DiffusionGemma SFT runs on a single 8-GPU node (EP=8). Two example configs are provided
under `examples/dllm_sft/`:

| Config | Description |
|--------|-------------|
| [`diffusion_gemma_sft.yaml`](../../../examples/dllm_sft/diffusion_gemma_sft.yaml) | Full fine-tune on [GSM8K](https://huggingface.co/datasets/openai/gsm8k) |
| [`diffusion_gemma_lora.yaml`](../../../examples/dllm_sft/diffusion_gemma_lora.yaml) | LoRA fine-tune  |

Both pull the checkpoint from the Hugging Face Hub
(`google/diffusiongemma-26B-A4B-it`) automatically.

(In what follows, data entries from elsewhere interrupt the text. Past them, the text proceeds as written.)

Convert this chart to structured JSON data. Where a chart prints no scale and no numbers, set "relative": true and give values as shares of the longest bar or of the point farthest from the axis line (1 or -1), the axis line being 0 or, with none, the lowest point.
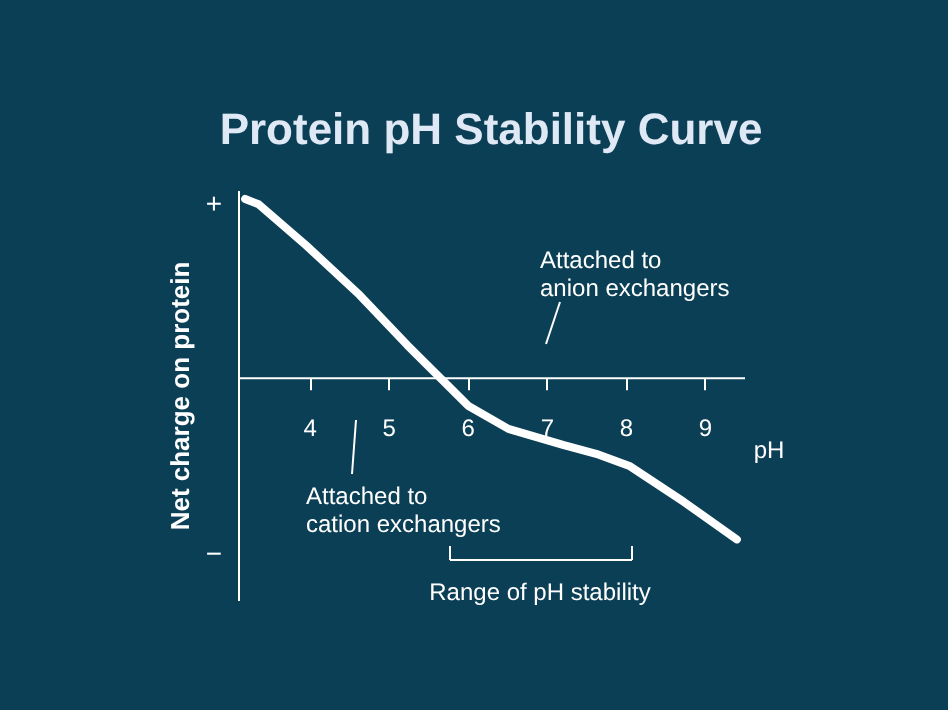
{
  "chart_data": {
    "type": "line",
    "relative": true,
    "title": "Protein pH Stability Curve",
    "xlabel": "pH",
    "ylabel": "Net charge on protein",
    "x": [
      3.19,
      3.36,
      3.96,
      4.64,
      5.24,
      5.67,
      6.01,
      6.52,
      7.21,
      7.63,
      8.06,
      8.74,
      9.41
    ],
    "series": [
      {
        "color": "#ffffff",
        "values": [
          1.0,
          0.97,
          0.74,
          0.46,
          0.18,
          -0.01,
          -0.16,
          -0.29,
          -0.38,
          -0.43,
          -0.5,
          -0.7,
          -0.91
        ]
      }
    ],
    "xlim": [
      3.1,
      9.5
    ],
    "xticks": [
      4,
      5,
      6,
      7,
      8,
      9
    ],
    "annotations": [
      "+",
      "−",
      "Attached to\nanion exchangers",
      "Attached to\ncation exchangers",
      "Range of pH stability"
    ],
    "grid": false,
    "marker": "none",
    "line_style": "solid"
  }
}
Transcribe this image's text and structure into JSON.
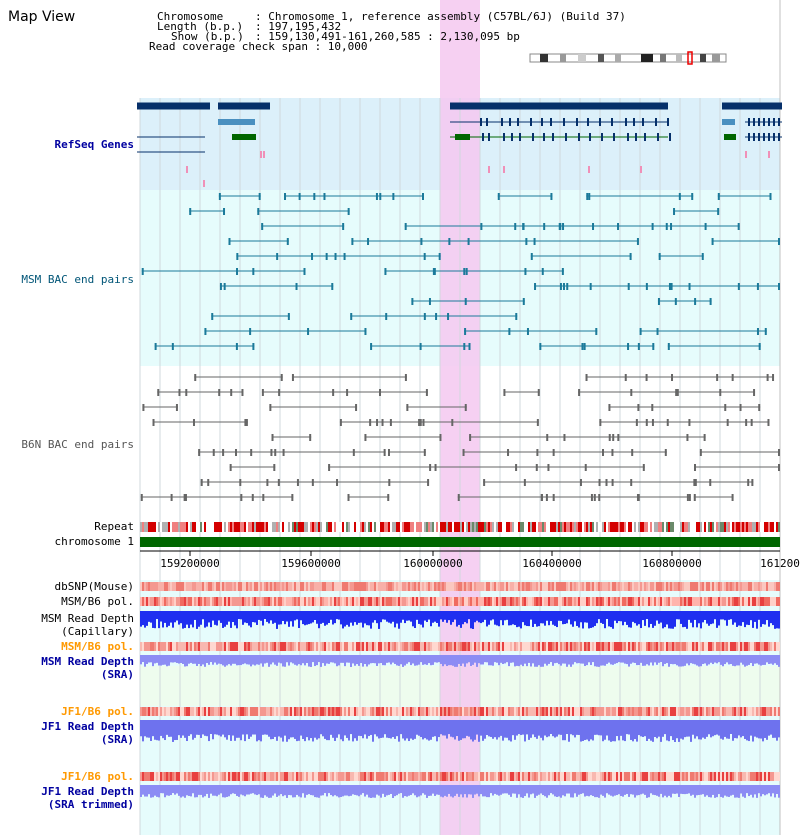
{
  "page_title": "Map View",
  "header": {
    "chromosome_key": "Chromosome",
    "chromosome_value": ": Chromosome 1, reference assembly (C57BL/6J) (Build 37)",
    "length_key": "Length (b.p.)",
    "length_value": ": 197,195,432",
    "show_key": "Show (b.p.)",
    "show_value": ": 159,130,491-161,260,585 : 2,130,095 bp",
    "coverage_line": "Read coverage check span : 10,000"
  },
  "tracks": {
    "refseq": "RefSeq Genes",
    "msm_bac": "MSM BAC end pairs",
    "b6n_bac": "B6N BAC end pairs",
    "repeat": "Repeat",
    "chromosome": "chromosome 1",
    "dbsnp": "dbSNP(Mouse)",
    "msm_b6_pol": "MSM/B6 pol.",
    "msm_read_cap_1": "MSM Read Depth",
    "msm_read_cap_2": "(Capillary)",
    "msm_b6_pol_2": "MSM/B6 pol.",
    "msm_read_sra_1": "MSM Read Depth",
    "msm_read_sra_2": "(SRA)",
    "jf1_b6_pol": "JF1/B6 pol.",
    "jf1_read_sra_1": "JF1 Read Depth",
    "jf1_read_sra_2": "(SRA)",
    "jf1_b6_pol_2": "JF1/B6 pol.",
    "jf1_trim_1": "JF1 Read Depth",
    "jf1_trim_2": "(SRA trimmed)"
  },
  "axis": {
    "ticks": [
      "159200000",
      "159600000",
      "160000000",
      "160400000",
      "160800000",
      "161200"
    ]
  },
  "colors": {
    "highlight": "#f5c8f0",
    "refseq_bg": "#dcf0fa",
    "lower_bg": "#e6fcfc",
    "chromosome_bar": "#006600",
    "gene_dark": "#06306a",
    "gene_light": "#4a90c0",
    "gene_green": "#006600"
  }
}
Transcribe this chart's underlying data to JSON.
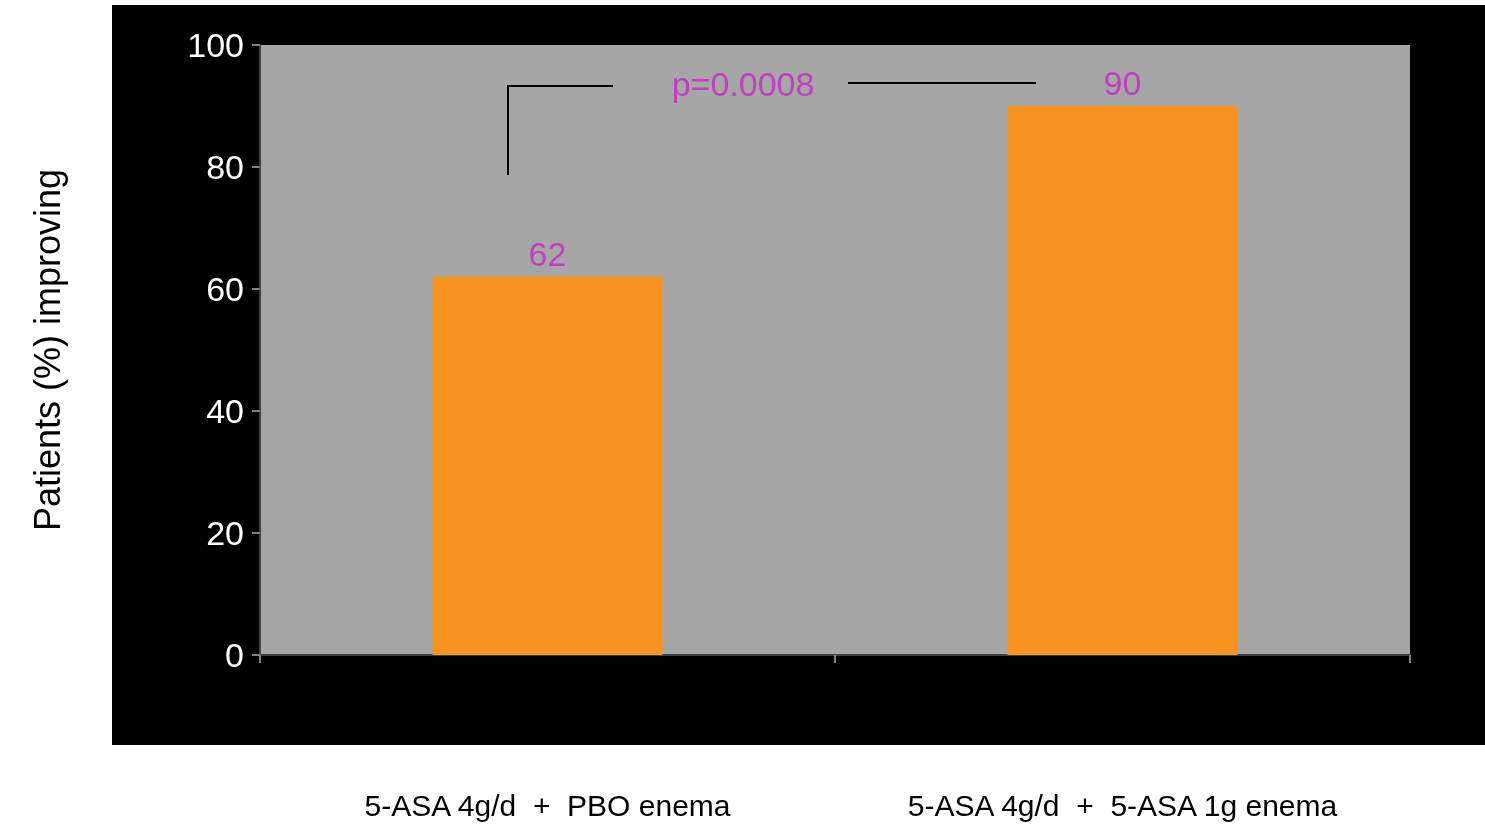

GSM8K is consumed in OpenAI
chat-messages format, so generate the JSONL once before launching:

```bash
python examples/dllm_sft/prep_gsm8k.py        # writes ./gsm8k_chat_train.jsonl
```

**Full SFT:**

```bash
torchrun --standalone --nproc-per-node=8 \
    examples/dllm_sft/finetune.py \
    -c examples/dllm_sft/diffusion_gemma_sft.yaml
```

**LoRA:**

```bash
torchrun --standalone --nproc-per-node=8 \
    examples/dllm_sft/finetune.py \
    -c examples/dllm_sft/diffusion_gemma_lora.yaml
```


## Training Results

The SFT and LoRA training curves on GSM8K (first 200 steps) are shown below.

**SFT**

![DiffusionGemma SFT training curves](https://files.buildwithfern.com/https://nemo-automodel.docs.buildwithfern.com/nemo/automodel/df825c8d6be9ec48e54991c5948926b5c26f036246a3c1035709d22fe828bf8a/_dot_dot_/guides/dllm/diffusiongemma_sft.png)

**LoRA**

![DiffusionGemma LoRA training curves](https://files.buildwithfern.com/https://nemo-automodel.docs.buildwithfern.com/nemo/automodel/768354b4da68aaeda43edfd9ace05675821662fe5dadd53a69adff64d9d5af3c/_dot_dot_/guides/dllm/diffusiongemma_lora.png)


## Requirements

> **Note:** This recipe requires `transformers >= 5.11.0` — the `DiffusionGemma`
> model was only added to `transformers` in 5.11, so earlier versions can't load
> the checkpoint. Please install a compatible `transformers` version in your
> environment before running this recipe.